Hacker News new | ask | show | jobs
by alexey-salmin 994 days ago
Many website owners do explicitly block Bing and all other crawling bots in their right minds.

If you have a wide low-traffic website then bots of all sorts will make a majority of your traffic and subsequently a majority of your AWS costs.

If you see money spent on search engine X indexing and very few users incoming from that search engine it's a rational decision to block it. Or ask for money (that actually happens).

Overall it's a systematic problem with building a search competitor: 1) Your costs are largely proportional to the size of your index 2) Your income is proportional to your userbase 3) You need a huge index to be competitive even if you don't have any users yet

So, very hard to bootstrap even when you exclude all other advantages of the existing monopoly like browser-based distribution.

Microsoft has the money to beat the indexing problem so they argue about distribution in court but all the small players can't even get to that level of failure.

1 comments

> Many website owners do explicitly block Bing and all other crawling bots in their right minds.

If by "many" you mean "less than 0.1%". Nearly all sites want traffic, which search engines provide.

And you're moving the goalposts from the commenter I was responding to.

Nobody disputes it takes a large capital investment to create an index in the first place. But this is the business world -- that's what investors are for.

But the idea that websites provide their public content to Google and leave other crawlers with no way to access it is simply untrue. That is not a factor hindering competition.

> Nearly all sites want traffic, which search engines provide.

You don't seem to grasp the problem of indexing. If search engine fetches 100M pages but only brings 100 users it's a net loss for the website because of server costs. This means that a marginal player cannot index a big website.

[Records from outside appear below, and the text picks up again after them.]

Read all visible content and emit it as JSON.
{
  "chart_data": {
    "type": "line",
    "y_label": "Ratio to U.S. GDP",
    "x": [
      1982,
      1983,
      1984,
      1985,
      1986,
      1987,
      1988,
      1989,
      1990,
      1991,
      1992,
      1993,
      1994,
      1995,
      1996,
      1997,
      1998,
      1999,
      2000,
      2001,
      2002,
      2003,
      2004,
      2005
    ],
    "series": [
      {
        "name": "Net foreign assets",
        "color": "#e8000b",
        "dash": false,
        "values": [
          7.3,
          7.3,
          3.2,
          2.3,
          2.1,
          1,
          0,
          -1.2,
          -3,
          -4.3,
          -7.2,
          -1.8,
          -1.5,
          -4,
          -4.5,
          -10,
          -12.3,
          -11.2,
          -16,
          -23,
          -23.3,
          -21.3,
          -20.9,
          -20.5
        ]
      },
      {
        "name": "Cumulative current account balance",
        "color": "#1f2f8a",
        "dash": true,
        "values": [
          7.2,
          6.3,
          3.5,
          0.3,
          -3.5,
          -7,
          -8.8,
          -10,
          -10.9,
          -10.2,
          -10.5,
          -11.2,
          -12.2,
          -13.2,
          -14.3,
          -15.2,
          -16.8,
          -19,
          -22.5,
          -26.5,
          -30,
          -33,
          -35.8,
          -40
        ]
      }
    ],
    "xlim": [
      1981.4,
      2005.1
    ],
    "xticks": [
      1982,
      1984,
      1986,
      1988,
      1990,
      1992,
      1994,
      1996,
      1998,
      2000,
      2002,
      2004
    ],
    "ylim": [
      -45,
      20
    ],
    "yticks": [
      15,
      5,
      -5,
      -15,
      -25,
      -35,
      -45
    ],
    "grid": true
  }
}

I'm aware of at least one website from top20 that actively blocked crawlers other than Google citing this as a reason. And this website has tons of high-quality ugc that ranks at the top on many nontrivial queries. A huge blow to search quality when absent.

Having said that, it's true that for big search engines the issue is mostly distribution. However for small players it's distribution AND indexing and in the end they have to resort to buying the search results from big players.